35. Hukuk Genel Kurulundaki görüşmeler sırasında; davacının işsiz kaldığı süreyi ve brüt ücretini bilemeyeceğinin ileri sürülemeyeceği, zira işverenin her ay ücret pusulasının bir örneğini davacıya verdiğinin kabul edilmesi gerektiği, yine davacının işsiz kaldığı süreyi bildiği, davacının ücret bordrosundaki net ve brüt ücreti üzerinden yapabileceği basit bir hesapla altı aylık tazminat tutarının teminat limiti olan 4.500,00 TL’den yukarıda olduğunu bilebileceği, ayrıca sigortalı davacının poliçenin bir örneğini almadığına dair kabulün hayatın olağan akışına ve somut olaya ilişkin fiili karineye açıkça aykırı olduğu, bu sebeplerle HMK’nın 107 nci maddesi kapsamında belirsiz alacak davası açılamayacağı, somut olayda HMK’nın 107 nci maddesi koşullarının bulunmadığı, dolayısıyla koşulları oluşmadan belirsiz alacak davası olarak açılan eldeki davanın hukuki yarar yokluğundan reddine karar verilmesi gerektiği, bu itibarla Özel Daire bozma kararının yerinde olduğundan direnme kararının bozulması gerektiği görüşü ileri sürülmüş ise de bu görüş yukarıda açıklanan nedenlerle Kurul çoğunluğunca benimsenmemiştir.

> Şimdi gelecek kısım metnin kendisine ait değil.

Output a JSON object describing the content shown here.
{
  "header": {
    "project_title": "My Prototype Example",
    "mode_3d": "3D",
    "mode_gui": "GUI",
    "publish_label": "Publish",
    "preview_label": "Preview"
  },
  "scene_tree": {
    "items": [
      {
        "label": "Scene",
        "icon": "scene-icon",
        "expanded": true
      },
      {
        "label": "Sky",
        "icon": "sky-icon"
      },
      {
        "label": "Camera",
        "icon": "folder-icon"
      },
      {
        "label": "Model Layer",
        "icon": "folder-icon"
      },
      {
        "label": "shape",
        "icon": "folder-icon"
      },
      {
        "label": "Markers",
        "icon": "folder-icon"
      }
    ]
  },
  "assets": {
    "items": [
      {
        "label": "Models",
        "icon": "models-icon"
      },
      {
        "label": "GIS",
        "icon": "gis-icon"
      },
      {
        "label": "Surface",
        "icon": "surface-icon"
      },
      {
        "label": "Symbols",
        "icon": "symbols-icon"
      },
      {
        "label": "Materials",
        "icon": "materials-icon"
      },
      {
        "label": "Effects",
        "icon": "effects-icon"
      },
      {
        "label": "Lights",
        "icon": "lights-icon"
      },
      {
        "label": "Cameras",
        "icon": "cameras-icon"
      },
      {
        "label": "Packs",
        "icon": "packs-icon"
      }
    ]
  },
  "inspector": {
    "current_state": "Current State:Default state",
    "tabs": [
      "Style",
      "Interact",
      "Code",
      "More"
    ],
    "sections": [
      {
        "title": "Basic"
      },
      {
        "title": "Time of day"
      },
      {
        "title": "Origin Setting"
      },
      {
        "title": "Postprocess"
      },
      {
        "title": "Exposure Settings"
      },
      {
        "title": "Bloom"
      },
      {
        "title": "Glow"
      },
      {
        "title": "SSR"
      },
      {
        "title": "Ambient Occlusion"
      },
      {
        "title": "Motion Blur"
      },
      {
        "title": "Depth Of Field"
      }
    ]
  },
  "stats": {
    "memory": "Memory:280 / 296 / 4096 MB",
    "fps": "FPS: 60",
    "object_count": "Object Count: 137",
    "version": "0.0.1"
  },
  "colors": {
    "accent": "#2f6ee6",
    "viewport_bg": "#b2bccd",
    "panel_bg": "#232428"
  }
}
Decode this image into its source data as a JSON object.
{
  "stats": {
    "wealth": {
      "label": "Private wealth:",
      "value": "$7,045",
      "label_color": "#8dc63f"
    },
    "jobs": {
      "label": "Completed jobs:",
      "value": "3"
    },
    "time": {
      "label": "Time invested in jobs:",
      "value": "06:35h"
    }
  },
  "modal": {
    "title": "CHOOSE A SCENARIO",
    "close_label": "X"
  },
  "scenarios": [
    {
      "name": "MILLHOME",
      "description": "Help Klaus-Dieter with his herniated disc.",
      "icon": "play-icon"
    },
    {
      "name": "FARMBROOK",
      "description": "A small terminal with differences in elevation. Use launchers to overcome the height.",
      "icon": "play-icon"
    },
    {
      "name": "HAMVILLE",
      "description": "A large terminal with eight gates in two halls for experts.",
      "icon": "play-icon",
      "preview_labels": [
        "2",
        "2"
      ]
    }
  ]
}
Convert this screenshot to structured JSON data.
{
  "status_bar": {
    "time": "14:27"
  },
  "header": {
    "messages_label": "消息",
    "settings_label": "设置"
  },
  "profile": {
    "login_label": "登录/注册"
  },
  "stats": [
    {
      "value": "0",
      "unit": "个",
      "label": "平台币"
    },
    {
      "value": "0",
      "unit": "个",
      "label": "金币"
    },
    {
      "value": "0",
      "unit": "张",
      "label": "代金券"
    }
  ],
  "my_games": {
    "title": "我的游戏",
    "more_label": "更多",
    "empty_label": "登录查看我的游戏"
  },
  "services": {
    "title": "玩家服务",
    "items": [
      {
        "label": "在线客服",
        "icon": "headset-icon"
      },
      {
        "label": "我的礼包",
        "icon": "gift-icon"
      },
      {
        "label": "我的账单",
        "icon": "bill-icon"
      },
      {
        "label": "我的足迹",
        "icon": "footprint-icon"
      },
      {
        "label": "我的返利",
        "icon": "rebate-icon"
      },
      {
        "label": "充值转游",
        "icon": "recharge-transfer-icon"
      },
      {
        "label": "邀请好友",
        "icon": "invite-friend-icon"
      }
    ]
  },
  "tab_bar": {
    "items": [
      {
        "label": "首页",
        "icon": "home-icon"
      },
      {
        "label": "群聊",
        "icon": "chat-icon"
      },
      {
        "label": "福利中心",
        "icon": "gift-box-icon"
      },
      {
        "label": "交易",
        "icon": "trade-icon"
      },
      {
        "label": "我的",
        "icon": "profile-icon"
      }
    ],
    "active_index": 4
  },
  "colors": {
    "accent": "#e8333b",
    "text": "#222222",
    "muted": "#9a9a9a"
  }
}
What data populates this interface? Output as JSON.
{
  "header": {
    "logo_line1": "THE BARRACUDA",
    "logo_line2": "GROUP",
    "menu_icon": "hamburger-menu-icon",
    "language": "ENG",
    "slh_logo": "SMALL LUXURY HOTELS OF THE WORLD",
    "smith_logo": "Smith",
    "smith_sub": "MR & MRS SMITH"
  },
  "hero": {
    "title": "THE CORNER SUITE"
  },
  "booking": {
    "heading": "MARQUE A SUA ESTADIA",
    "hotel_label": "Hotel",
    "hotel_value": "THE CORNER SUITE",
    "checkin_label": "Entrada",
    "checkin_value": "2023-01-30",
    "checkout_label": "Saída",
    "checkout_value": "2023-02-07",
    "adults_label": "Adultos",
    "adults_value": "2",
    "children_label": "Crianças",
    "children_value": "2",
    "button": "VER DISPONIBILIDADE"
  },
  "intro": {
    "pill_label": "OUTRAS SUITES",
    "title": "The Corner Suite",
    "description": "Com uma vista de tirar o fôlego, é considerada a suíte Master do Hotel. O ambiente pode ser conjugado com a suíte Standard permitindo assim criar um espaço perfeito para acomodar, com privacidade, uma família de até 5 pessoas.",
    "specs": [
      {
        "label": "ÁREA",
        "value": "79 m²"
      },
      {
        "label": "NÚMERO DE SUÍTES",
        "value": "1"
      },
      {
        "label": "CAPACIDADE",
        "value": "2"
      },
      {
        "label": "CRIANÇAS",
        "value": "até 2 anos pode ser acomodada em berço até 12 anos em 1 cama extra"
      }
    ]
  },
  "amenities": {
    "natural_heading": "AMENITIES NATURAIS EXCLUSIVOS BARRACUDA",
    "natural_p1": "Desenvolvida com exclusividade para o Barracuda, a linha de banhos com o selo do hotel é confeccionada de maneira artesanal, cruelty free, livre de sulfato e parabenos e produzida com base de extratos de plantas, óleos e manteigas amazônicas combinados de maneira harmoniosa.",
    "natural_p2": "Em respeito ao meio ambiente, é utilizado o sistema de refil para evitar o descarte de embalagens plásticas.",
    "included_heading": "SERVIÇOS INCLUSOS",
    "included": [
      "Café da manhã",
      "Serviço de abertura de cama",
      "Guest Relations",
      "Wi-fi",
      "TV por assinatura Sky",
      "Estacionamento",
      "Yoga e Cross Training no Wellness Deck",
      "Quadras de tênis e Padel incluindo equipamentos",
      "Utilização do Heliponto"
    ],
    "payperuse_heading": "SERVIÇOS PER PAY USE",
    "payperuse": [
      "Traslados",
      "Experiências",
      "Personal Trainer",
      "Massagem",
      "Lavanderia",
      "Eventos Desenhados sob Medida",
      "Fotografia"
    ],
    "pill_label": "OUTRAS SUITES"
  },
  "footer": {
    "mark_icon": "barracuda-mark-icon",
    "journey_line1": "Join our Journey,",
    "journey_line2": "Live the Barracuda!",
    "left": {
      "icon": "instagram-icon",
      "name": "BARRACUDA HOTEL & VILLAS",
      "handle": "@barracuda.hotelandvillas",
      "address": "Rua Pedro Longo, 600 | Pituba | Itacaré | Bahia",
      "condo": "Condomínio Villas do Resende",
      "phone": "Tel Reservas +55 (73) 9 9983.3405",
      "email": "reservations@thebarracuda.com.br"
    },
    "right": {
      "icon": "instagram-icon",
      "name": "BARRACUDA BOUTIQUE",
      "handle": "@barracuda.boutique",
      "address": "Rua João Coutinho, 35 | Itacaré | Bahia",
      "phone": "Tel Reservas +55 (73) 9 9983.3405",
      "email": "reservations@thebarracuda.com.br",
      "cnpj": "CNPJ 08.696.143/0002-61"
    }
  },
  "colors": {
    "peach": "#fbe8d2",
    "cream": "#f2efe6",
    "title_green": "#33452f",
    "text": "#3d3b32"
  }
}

36. Hâl böyle olunca; mahkemece yukarıda açıklanan hususlara değinilerek verilen direnme kararı usul ve yasaya uygun olup yerindedir.
37. Ne var ki, Özel Dairece davalı vekilinin diğer temyiz itirazlarının incelenmesi için dosyanın Özel Daireye gönderilmesi gerekir.
IV. SONUÇ:
Açıklanan sebeplerle;
Direnme uygun olduğundan davalı vekilinin diğer temyiz itirazlarının incelenmesi için dosyanın YARGITAY 11. HUKUK DAİRESİNE GÖNDERİLMESİNE,
Aynı Kanun’un 440/III-1 inci maddesi uyarınca karar düzeltme yolu kapalı olmak üzere, 22.02.2023 tarihinde oy çokluğuyla kesin olarak karar verildi.
“K A R Ş I O Y”
Gelir koruma sigorta sözleşmesinden kaynaklanan tazminat istemine ilişkin davanın belirsiz alacak davası olarak açılıp açılamayacağı ilk derece mahkemesi ile Yargıtay ilgili dairesi arasında uyuşmazlık konusudur.
Alacağın dayanağı sigorta poliçesi incelendiğinde, altı ayı geçmemek şartıyla işsiz kalınan her ay için çalışırken alınan brüt ücretin yarısı kadar ve her hâlükarda 4.500,00 TL ile sınırlı olmak kaydıyla tazminat öngörüldüğü anlaşılmaktadır.
Buna göre talep ve dava konusu edilecek alacağın miktarını belirleyebilmek için bilinmesi gereken iki husus vardır ki bunlardan birincisi işsiz kalınan süre, diğeri ise çalışırken alınan ücrettir.
Dosyadaki bilgi ve belgelere göre 06.06.2014 – 07.04.2015 tarihleri arasında 10 ay süre ile işsiz kaldığı anlaşılan davacının işsiz kaldığı süreyi bilmediği düşünülemez.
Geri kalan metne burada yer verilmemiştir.